Пастух добродушно улыбнулся и, подняв на меня свои черные глаза, заговорил:

— Аллах и люди дают мне столько, что я могу жить и питаться, не чувствуя никогда голода, а кроме того из числа родившихся молодых барашков и козликов, я получаю каждого седьмого, составляющего мою собственность и, таким образом каждую осень, когда производится счет стада, часть их уже признается моими.

Но, тюра, все зависит от воли Аллаха, иногда Аллах посылает на молодых болезни и тогда много издыхает молодых, а моя часть все уменьшается и их остается немного. Но в счастливый год и у меня остается достаточно.

В этом году весной я обращался к прорицательнице — есть у нас в кишлаке одна такая женщина, на которую во время сна упала тень горного духа. Она мне сказала, что к осени у меня будет много баранов и козлов. И предсказание её исполняется: за все время лета пало немного, а дикие звери разорвали не больше десятка.

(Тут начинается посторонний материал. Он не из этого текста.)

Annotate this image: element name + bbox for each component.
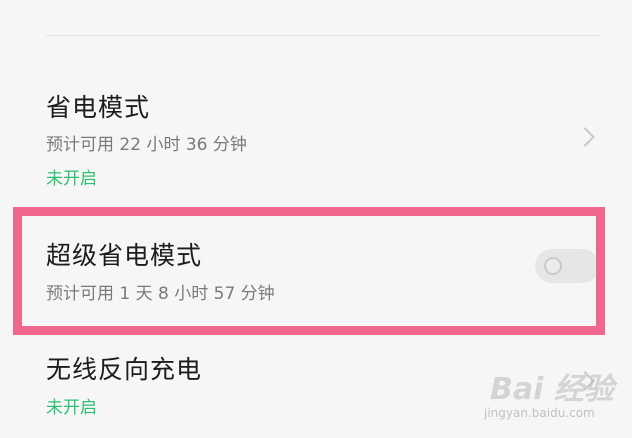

— Ничего, аксакал, на твою долю будет достаточно, — заметил один из афганцев.

Хотя все люди хотят иметь как можно больше, но старый Ишан из Бальха мне говорили, что Аллах не любит, когда люди бывают жадны. Лучше желать меньшего и тогда получишь больше. А если кто много желает, ничего не получит.

Надо так жить, как жил наш Балхский Хазрет-Адгам.

Я слез с лошади и, привязав ее за куст, присел на камнях, подав пример для отдыха. Все мои спутники расположились около и, вынув черствые лепешки, начали закусывать, черпая пригоршнями мутную воду из реки.

— А чем же так прославился Балхский Хазрет-Адгам? — спросили я у афганца, сидевшего невдалеке от меня.

— Тюра хочет знать про Хазрета-Адгама. Я не знаю, где он родился и когда было время его жизни. Но только он был знатного рода. С самых ранних лет читали он много книги и вел беседы с учеными людьми. Узнал он, что только отрекшись [173] от почестей и богатств, можно сделаться совершенным, святым и сделался тогда дервишем, ничего не имеющим и отдавшим свою волю своему Ишану.

Приказал ему Ишан жить между людьми простым человеком, зарабатывая себе кусок хлеба своим трудом.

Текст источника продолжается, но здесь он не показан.